Ida Whipple was born in a farmhouse in Ledyard, Connecticut, on January 8, 1849. She was the daughter of Timothy Whipple (1821-1892) and Lucy Ann Geer (1825-1884), and came from a Quaker family.
At an early age Ida Whipple Benham began to write verses. At the age of thirteen years she taught a country school.
She was made familiar with the reforms advocated by the Quakers, such as Temperance movement, anti-slavery, and the abolition of war. She lectured on peace and temperance.
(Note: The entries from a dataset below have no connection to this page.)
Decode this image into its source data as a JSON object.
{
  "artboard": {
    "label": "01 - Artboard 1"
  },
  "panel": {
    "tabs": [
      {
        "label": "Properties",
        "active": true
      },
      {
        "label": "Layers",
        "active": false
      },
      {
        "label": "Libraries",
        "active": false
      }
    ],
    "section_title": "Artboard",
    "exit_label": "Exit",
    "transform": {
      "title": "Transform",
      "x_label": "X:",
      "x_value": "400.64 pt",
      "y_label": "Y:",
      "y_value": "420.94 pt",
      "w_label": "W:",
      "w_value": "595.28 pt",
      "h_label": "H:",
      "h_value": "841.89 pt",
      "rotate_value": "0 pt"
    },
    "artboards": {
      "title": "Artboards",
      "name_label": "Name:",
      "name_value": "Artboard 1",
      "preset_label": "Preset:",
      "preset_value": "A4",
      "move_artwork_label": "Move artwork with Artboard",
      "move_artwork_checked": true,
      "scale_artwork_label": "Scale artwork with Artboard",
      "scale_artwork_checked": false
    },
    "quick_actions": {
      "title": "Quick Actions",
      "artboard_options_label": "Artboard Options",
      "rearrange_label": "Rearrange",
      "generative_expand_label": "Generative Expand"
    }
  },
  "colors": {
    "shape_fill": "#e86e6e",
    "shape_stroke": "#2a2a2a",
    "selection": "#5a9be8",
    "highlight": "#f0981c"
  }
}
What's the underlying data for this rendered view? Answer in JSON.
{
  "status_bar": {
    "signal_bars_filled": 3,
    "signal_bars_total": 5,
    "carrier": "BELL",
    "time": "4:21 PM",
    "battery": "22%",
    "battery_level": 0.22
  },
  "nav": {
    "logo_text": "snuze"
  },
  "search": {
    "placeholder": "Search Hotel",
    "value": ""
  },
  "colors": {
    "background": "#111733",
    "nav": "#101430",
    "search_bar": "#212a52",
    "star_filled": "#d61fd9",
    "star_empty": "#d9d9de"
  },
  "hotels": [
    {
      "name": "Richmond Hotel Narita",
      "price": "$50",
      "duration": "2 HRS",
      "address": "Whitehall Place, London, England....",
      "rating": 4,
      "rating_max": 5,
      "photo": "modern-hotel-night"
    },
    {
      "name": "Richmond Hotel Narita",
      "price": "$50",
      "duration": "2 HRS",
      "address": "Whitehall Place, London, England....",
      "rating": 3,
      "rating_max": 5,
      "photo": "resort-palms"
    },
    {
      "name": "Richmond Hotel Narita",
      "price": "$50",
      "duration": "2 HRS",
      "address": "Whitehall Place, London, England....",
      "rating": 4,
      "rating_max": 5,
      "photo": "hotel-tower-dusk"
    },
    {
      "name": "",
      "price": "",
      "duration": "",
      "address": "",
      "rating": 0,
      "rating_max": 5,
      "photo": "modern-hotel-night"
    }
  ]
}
She was the director of the American Peace Society, and a member of the executive committee of the Universal Peace Union. She took a conspicuous part in the large peace conventions held annually in Mystic, Connecticut, and she held a monthly peace meeting in her own home in Mystic. She was the vice-president of the Connecticut Peace Society, founded by Jonathan Whipple, Zerah C. Whipple, Enoch Whipple, Timothy Whipple, Jeduthun Whipple, Julia Crouch Culver and Emeline Crouch, daughters of Zachariah Crouch, Jonathan Whipple Jr., and his daughter Content Whipple Waley.[1]
She contributed poems to the New York Independent, the Chicago Advance, The Youth's Companion, St. Nicholas Magazine and other prominent periodicals.
In 1900 one of her poems, "I Wait For Thee," was set to music by C. B. Hawley.[2]
Ida Whipple married on April 14, 1869, Elijah Bailey Benham, of Groton, Connecticut.[3]
From 1886 to 1903 she lived at 7 Elm Street, Mystic, Connecticut. The house was built in 1866 for Rev. William H. Randall. It was a Greek Revival style. Randall was the grandson of Jedediah Randall, a wealthy Mystic merchant, and the son of William Pitt Randall, partner in a whaling firm and founder of the Reliance Machine Co.[4]
She died on May 21, 1903, and is buried at Ledyard Union Cemetery, Ledyard, Connecticut.